O discurso opera a partir de formações discursivas (FDs) que estão localizadas social e historicamente, mas nem por isso são fixas. Elas são atravessadas por outras FDs que conferem um caráter heterogêneo e uma infinitude de possibilidades de atribuições de sentidos a depender do sujeito enunciador, ou coenunciador, e sua localização histórico-social (GREGOLIM, 2007). Daí que as formações discursivas não sustentam um sentido único; são carregadas de sentidos atravessados por formações ideológicas (FIs) sendo esses os “sentidos que sustentam sentidos”, conforme mencionado por Orlandi (2007). Segundo Gregolim (2007, p. 157), apoiada em Pêcheux, a FD é “aquilo que determina o que pode e deve ser dito, em uma determinada formação ideológica, a partir de uma posição dada em uma conjuntura determinada pelo estado da luta de classes” fundada pela contradição. As formações discursivas é que conferem sentido às formações ideológicas e são interpretadas por uma memória discursiva.

Em termos práticos, para nós, temos que não há um discurso único produzido no e pelos livros didáticos a favor de uma ideologia única, assim como não há uma interpretação única. Os LDs, neste sentido, apresentam uma diversidade de formações discursivas ancoradas em formações ideológicas oriundas de diferentes enunciadores (autor, ilustrador, editor dos livros didáticos e enunciadores do PNLD), e interpretada por diferentes interlocutores (crianças e adultos de variados lugares sociais).

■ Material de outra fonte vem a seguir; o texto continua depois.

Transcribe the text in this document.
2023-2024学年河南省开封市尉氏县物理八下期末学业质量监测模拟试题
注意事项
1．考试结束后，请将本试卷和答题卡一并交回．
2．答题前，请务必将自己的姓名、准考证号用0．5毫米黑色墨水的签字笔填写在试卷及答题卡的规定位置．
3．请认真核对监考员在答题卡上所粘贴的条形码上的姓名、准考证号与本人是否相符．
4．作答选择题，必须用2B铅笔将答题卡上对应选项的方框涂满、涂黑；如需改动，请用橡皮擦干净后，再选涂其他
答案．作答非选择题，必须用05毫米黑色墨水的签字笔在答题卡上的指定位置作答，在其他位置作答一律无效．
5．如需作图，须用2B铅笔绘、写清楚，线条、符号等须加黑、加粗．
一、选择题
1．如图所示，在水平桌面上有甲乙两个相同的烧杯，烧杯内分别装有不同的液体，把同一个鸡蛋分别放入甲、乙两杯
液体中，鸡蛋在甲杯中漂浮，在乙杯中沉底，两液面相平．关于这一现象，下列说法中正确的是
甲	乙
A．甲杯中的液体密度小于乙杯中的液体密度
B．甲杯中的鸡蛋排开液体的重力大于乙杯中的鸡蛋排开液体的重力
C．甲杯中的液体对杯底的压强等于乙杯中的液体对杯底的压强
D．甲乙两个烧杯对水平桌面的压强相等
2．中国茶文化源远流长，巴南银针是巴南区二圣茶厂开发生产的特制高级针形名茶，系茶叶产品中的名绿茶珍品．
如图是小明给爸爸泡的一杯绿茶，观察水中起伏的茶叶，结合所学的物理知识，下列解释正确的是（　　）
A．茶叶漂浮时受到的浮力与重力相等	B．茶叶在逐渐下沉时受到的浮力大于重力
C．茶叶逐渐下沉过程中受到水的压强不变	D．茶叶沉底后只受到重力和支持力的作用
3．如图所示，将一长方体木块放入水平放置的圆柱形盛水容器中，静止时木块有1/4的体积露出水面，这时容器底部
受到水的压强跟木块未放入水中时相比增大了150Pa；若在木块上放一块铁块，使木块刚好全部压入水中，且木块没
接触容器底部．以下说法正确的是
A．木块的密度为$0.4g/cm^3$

Uma vez que os sentidos não são deterministas, a função do analista será de interpretação dos sentidos, tendo a clareza de seu lugar histórico-social, sendo as análises, dessa forma, resultado do próprio processo de inserção do analista no mundo.

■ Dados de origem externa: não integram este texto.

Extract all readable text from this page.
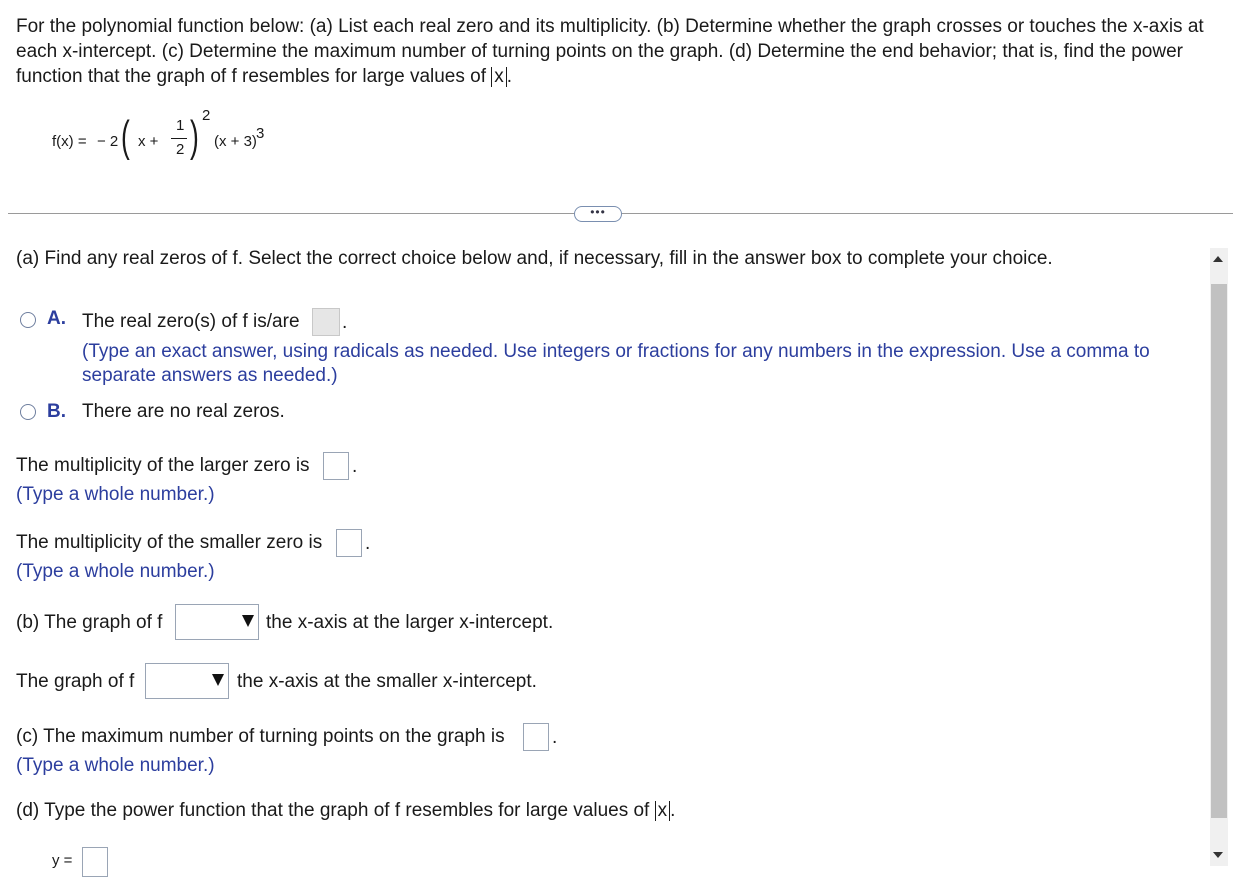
For the polynomial function below: (a) List each real zero and its multiplicity. (b) Determine whether the graph crosses or touches the x-axis at each x-intercept. (c) Determine the maximum number of turning points on the graph. (d) Determine the end behavior; that is, find the power function that the graph of f resembles for large values of x .
f(x) = − 2 ( x +
1
2 ) 2
(x + 3) 3
•••
(a) Find any real zeros of f. Select the correct choice below and, if necessary, fill in the answer box to complete your choice.
A. The real zero(s) of f is/are .
(Type an exact answer, using radicals as needed. Use integers or fractions for any numbers in the expression. Use a comma to separate answers as needed.)
B. There are no real zeros.
The multiplicity of the larger zero is .
(Type a whole number.)
The multiplicity of the smaller zero is .
(Type a whole number.)
(b) The graph of f	the x-axis at the larger x-intercept.
The graph of f	the x-axis at the smaller x-intercept.
(c) The maximum number of turning points on the graph is .
(Type a whole number.)
(d) Type the power function that the graph of f resembles for large values of x .
y =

Adequada à abordagem de fenômenos discursivos encontrados e encontráveis em livros didáticos, a AD, enquanto vertente de análise, congrega uma diversidade de elementos para a interpretação de um discurso, pois o discurso não vai operar sobre a realidade de fato,

mas sim, sobre outros discursos. Assim, encontramos na obra de Maingueneau alguns desses elementos que se aplicam com propriedade à análise de livros didáticos ao considerar que o conteúdo nunca está dissociado da forma, de seu significado, da história, nem da ideologia do sujeito discursivo.

Entre outros elementos conceituais, em uma primeira aproximação com o corpus da pesquisa, três fenômenos se mostram salientes: a imagem de si, construída pelo enunciador no discurso (ethos); o solo no qual esses discursos serão/são encenados (cenografia); e a relação que os discursos mantém com a memória social (interdiscurso). Nesta direção, as noções de ethos, cenografia e interdiscurso, discutidas por Maingueneau e apresentadas a seguir, nos auxiliam na identificação de marcas discursivas que corporificam aspectos ideológicos relacionados tanto à manutenção de estereótipos e preconceitos, quanto na identificação de avanços em direção à uma educação em direitos humanos e ao reconhecimento da criança enquanto sujeito de direitos.

As indagações sobre como os LDs apresentam os temas de análise, em que lugar a criança é colocada, qual é a concepção de direitos defendida, entre tantas outras questões, encontram na vertente da Análise do Discurso francesa espaço para serem identificadas, e por esta razão, é a linha teórico-metodológica adotada.